Имато начинал уставать от свойственного придворному этосу напускного раболепия и изрек:
— Коли не скажешь — дурны будут не вести, тобою еще не рассказанные, а дела твои.
Слуга, сбросив половину придворного этикета (нечто невиданное!), голосом более бодрым и на сей раз по-здоровому взволнованным, приблизившись к царю почти вплотную, произнес, быстро выговаривая слова и не менее быстро вращая очами:
— Повинуюсь, но то черная весть. Царь, не осуди и казнить не вели! Не вели! Но чернь недовольна своим бытием. Предчувствую: недоброе не стучит – ломится в двери.
Имато перебил не без раздражения:
— Чернь всегда недовольна, на то она и чернь; какие ж это вести, что ж здесь нового, Касато? Чернь и сама не ведает чего желает во всеалчных своих желаньях. Но таков мир: есть Господин и есть рабы, из коих наипервейший – ты.
— Таков порядок мира, Владыко! Святой и подлинный, от века существующий!
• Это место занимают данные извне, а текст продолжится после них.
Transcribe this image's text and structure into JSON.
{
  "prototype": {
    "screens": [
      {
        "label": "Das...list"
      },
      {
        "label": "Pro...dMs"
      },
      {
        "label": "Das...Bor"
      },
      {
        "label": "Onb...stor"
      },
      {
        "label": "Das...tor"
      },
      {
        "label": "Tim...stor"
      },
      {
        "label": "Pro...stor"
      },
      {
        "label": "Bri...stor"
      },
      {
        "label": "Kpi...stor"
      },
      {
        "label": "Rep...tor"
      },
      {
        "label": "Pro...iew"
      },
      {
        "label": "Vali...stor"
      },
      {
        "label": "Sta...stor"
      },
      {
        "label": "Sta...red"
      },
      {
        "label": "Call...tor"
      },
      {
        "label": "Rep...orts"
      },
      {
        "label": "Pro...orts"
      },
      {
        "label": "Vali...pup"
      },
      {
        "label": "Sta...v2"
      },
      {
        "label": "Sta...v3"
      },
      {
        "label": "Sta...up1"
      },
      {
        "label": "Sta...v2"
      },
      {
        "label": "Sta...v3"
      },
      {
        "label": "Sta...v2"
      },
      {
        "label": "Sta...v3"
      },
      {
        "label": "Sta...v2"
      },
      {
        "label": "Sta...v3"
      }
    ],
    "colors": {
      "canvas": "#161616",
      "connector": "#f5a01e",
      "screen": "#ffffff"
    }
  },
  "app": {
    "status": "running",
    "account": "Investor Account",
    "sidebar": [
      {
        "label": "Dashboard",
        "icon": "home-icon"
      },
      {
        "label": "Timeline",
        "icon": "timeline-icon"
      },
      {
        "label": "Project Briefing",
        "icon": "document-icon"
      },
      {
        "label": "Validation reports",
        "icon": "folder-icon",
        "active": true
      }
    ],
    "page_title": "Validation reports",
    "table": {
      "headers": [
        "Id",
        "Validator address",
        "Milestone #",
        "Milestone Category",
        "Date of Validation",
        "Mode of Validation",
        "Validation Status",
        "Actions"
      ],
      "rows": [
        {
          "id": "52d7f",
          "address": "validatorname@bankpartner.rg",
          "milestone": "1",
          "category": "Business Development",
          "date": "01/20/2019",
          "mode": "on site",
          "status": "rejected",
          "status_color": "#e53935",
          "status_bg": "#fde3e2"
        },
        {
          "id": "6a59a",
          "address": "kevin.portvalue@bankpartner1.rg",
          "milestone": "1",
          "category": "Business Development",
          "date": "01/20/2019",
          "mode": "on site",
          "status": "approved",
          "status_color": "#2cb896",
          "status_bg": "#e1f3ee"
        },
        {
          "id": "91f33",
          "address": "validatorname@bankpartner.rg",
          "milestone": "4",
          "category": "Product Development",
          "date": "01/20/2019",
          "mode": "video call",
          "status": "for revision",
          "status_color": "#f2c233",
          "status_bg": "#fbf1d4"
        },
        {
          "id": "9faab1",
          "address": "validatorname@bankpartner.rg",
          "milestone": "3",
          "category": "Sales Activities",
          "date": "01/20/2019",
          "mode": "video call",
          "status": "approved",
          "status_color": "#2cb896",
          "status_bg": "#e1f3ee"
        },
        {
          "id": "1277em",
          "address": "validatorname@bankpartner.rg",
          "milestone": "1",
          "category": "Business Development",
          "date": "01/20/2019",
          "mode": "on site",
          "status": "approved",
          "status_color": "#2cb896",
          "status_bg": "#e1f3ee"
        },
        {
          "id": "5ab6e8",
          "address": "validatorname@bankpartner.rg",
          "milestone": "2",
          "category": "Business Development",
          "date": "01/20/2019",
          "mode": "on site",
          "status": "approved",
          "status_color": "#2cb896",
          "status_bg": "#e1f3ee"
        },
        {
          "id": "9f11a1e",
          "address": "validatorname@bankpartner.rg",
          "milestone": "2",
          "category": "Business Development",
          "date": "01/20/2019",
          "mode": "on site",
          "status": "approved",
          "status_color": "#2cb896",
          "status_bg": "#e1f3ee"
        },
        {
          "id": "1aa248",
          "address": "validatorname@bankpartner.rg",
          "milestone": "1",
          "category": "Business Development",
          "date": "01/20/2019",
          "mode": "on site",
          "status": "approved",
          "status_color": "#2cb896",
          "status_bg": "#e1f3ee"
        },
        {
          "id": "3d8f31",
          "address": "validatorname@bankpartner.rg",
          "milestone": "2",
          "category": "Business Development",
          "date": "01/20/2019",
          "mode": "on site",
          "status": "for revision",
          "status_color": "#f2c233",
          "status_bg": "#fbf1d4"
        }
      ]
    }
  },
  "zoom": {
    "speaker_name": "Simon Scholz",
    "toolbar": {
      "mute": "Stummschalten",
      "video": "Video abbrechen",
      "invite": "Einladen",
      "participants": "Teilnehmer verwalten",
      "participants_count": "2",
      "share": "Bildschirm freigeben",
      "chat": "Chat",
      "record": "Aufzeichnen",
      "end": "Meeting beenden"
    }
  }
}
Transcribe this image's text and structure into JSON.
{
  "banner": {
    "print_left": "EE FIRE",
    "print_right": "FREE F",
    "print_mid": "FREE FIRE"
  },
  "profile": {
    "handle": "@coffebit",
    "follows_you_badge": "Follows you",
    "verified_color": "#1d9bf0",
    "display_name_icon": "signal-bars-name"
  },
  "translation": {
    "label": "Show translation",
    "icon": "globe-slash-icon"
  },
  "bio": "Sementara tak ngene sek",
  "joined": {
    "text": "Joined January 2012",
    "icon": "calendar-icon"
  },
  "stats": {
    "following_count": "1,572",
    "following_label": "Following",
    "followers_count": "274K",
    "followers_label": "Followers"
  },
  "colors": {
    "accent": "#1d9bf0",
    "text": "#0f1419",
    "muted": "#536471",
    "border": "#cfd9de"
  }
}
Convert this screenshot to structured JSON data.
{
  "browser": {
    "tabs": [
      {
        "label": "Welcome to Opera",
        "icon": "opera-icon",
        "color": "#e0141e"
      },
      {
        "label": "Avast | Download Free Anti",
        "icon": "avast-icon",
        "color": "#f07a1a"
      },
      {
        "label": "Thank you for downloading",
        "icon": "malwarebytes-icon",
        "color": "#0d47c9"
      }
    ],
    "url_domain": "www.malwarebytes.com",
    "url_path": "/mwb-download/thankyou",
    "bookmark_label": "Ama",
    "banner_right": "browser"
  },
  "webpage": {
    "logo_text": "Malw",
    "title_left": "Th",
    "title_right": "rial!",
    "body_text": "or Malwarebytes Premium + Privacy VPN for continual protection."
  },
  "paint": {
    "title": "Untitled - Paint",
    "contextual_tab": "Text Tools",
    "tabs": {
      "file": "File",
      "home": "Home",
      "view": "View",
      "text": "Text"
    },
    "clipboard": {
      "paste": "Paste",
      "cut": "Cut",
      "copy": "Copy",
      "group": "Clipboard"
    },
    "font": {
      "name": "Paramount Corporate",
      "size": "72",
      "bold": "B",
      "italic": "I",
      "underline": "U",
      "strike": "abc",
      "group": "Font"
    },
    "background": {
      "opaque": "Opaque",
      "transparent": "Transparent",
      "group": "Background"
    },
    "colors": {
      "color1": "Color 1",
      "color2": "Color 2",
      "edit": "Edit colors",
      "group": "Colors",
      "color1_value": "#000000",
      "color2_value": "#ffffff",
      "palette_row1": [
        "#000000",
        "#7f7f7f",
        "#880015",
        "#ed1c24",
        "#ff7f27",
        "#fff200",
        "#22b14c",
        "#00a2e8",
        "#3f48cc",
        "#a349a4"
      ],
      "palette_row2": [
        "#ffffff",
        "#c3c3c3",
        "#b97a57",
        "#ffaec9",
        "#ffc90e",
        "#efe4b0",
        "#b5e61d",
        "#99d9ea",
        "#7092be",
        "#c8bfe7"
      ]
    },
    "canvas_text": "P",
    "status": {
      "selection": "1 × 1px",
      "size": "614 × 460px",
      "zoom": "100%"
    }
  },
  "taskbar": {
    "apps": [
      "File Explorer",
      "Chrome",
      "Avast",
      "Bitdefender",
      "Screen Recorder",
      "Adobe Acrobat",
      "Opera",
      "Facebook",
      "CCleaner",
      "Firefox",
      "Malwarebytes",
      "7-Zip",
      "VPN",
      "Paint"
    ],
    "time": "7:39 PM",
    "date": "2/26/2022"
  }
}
Конечно, она «всегда недовольна, на то она и чернь», — голосом вкрадчивым ответствовал Касато, изливая на царя потоки критской сладости, ибо опасался он, как любой здравомыслящий на Востоке, пасть в немилость. — Ты, Высочайший из царей, сие очень мудро отметил, и всегда она горазда измышлять всякие небылицы, всем вредные, ибо состоит она из нечестивцев презреннейших, вседерзких порою и всегда всеподлых, из червей, копошащихся в землях критских, от века и до века святых и добрых, наилучших во всех Вселенной, но всё ж позволь мне, вернейшему из слуг Твоих, по великой Твоей милости добавить к сему: отмечу, что ныне недовольна она в мере много большей: она – дотоле незлобивая по воле Матери — ропщет; и ропщет впервые… Обезумел люд! Осмелюсь доложить: речь идет о беде! По иным землям появилися сборища опасные: для общего порядка, для дум народа. Смутьяны! Измышляет чернь нечто, нам противное, противное многославному Твоему достоинству, противу трона самого: противу всемилой и вселюбимой Отчизны желает она злодеять! Никто не помнит такого, чтоб чернь свободная такого желала; рабы — бывало, но чернь! Глас мятежа слышу, смирение и покаяние — испарились: были и нет их. И при всём преклонении пред Тобою, о властитель, при всей любви пребезмерной — к Тебе и к родимому Криту стоградному, к доброй нашей земле, при всём уважении — беспримерном, я — преклоняюсь пред Тобою вновь и вновь, от века и до века, но изреку должное быть изреченным не ранее и не позднее, но именно ныне, ибо се долг мой — пред Тобою и пред Отчизною — и се глаголю: настало время действовать, ибо заступила беда, горькая. Беда! Мати, Мати, время тяжкое от нас отжени!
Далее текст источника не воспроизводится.